Trustwave is expanding its ability to offer managed security services across Canada through a partnership with Rogers Communications to increase its reach to small and medium-sized businesses.
Starting early next year the communications giant will resell Trustwave services through its large direct salesforce and network of enterprise resellers. Trustwave, owned by Singapore-based Singtel, opened a security operations centre in the Kitchener, Ont., area in August  This offering will be run from Rogers’ data centres said Stewart Cawthray, Rogers senior director of product management for enterprise security.
Services will include real-time monitoring of a SIEM (security information and event management) intrusion detection, firewalls, unified threat appliances, threat analytics support plus professional services for security assessment, compliance, vulnerability scanning and penetration testing. “We can look at the business challenges customers are having and adapt the Rogers capabilities and Trustwave capabilities to find that cyber security solution for them,” Cawthray said.
“The price will vary by the size of what’s being monitored. In a managed SIEM, for example, it will vary by the number of log sources and the number of sites those log sources are located at. There will be a recurring monthly fee that will include all of the hardware and software licencing as well as the support services required to monitor, analyze and report on any threats that are seen.”
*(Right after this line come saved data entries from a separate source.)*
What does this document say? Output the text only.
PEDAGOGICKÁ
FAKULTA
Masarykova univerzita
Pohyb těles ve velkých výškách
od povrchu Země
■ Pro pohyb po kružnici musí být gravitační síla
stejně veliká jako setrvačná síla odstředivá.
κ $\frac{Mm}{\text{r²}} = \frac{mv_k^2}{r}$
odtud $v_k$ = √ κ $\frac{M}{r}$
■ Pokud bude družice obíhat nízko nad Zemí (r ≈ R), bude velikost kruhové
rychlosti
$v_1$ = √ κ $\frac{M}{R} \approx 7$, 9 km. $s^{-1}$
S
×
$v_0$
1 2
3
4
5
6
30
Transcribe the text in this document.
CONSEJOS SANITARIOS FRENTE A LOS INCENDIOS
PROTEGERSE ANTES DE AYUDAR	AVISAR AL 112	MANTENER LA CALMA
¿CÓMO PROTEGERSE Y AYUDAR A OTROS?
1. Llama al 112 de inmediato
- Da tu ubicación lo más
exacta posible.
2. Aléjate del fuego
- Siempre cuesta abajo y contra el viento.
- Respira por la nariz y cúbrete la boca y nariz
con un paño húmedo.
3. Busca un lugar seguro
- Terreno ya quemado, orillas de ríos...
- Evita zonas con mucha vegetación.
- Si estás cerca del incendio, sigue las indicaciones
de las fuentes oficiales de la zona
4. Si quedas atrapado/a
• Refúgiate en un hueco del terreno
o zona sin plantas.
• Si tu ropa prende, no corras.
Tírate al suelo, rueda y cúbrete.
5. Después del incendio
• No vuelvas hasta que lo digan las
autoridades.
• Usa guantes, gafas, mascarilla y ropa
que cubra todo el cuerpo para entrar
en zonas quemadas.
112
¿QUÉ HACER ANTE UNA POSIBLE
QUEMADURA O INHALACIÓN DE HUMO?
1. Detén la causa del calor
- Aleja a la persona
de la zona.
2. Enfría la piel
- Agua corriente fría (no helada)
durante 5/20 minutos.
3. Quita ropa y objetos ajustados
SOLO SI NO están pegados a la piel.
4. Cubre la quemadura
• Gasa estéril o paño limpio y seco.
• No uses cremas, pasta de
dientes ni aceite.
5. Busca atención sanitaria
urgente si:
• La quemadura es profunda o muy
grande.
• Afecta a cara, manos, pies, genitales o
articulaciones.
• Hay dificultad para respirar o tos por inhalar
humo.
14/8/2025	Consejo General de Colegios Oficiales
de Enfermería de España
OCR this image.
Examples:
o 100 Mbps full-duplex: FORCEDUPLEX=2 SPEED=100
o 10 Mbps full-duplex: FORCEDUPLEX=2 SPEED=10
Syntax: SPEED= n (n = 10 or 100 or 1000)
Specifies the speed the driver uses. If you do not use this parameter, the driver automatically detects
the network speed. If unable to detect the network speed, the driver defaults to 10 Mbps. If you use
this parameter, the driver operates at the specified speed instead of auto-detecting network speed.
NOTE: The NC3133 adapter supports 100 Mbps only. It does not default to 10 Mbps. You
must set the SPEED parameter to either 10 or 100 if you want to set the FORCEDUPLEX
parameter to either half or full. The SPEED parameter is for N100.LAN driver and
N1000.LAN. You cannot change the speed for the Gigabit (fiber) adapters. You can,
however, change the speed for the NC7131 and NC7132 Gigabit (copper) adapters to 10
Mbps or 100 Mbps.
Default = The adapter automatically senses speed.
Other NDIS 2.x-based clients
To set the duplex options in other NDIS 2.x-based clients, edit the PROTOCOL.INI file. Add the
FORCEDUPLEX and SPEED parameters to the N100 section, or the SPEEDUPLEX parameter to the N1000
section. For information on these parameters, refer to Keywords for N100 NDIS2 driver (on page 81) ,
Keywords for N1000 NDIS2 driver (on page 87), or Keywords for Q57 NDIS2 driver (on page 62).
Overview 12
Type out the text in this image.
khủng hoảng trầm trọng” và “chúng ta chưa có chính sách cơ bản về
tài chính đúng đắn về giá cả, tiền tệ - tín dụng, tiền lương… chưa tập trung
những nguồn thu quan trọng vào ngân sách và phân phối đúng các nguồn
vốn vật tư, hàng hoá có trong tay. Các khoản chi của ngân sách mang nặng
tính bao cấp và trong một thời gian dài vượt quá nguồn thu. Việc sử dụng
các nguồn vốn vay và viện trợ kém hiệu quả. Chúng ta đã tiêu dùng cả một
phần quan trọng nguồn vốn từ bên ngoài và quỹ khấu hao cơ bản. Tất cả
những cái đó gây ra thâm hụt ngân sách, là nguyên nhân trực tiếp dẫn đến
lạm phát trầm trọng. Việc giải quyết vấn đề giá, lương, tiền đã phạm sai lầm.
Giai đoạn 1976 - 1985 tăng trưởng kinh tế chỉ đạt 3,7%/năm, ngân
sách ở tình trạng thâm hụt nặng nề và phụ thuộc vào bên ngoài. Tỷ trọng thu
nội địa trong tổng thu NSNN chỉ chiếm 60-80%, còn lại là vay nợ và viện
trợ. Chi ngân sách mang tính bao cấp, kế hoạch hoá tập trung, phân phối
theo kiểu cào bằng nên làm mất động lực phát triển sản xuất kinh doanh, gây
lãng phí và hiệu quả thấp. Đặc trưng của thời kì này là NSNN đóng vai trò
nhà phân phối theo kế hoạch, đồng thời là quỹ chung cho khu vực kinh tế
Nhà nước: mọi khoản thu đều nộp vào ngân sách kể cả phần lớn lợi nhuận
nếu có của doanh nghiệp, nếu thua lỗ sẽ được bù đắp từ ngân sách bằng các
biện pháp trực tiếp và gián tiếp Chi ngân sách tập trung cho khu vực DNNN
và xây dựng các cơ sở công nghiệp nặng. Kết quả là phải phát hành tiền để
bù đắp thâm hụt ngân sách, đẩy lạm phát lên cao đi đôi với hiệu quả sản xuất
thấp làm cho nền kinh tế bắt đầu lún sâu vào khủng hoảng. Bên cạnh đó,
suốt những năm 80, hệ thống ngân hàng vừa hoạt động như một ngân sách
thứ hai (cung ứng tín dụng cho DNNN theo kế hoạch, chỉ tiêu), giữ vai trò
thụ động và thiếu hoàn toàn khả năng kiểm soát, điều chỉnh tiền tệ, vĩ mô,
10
Because services will depend on the number of sources they can scale from small firms to enterprises, he added. “In particular I think Canadian SMBs haven’t had very a solid security as a service-type model available to them. The existing players in Canada tend to focus their efforts on the larger corporations, and I think medium organizations in particular, and starting to be smaller organizations, are struggling finding [people with] security skills, and they are realizing they are now under attack just as much as the large organizations and they need help.”
He believes SIEM monitoring will be the most popular service. “Many organizations have no visibility into what threats they’re currently under, and once you get soem visibility into that you can start to make better plans on how you approach cyber threats and how to grow your business in a secure way.”
The official launch will be at the end of February, but Rogers [TSX: RCI.B] is already reaching out to potential customers and some will be able to receive service in January.
There’s a long list of companies offering managed security services here, ranging from small ISPs to Bell, Telus and IBM. Asked if Rogers is late to the game, Cawthray admitted it is, at least for the enterprise market. “I think in the medium-SMB space we’re right at the beginning of it. These customers are just starting to look at alternatives and they’re struggling finding something that fits into their business model with the current managed security providers out there.”
Smaller providers can’t offer the breadth of global threat intelligence resources that Trustwave has, he added. At the same time because it has a Canadian operations centre Trustwave can appeal to organizations sensitive to data sovereignty issues, he said.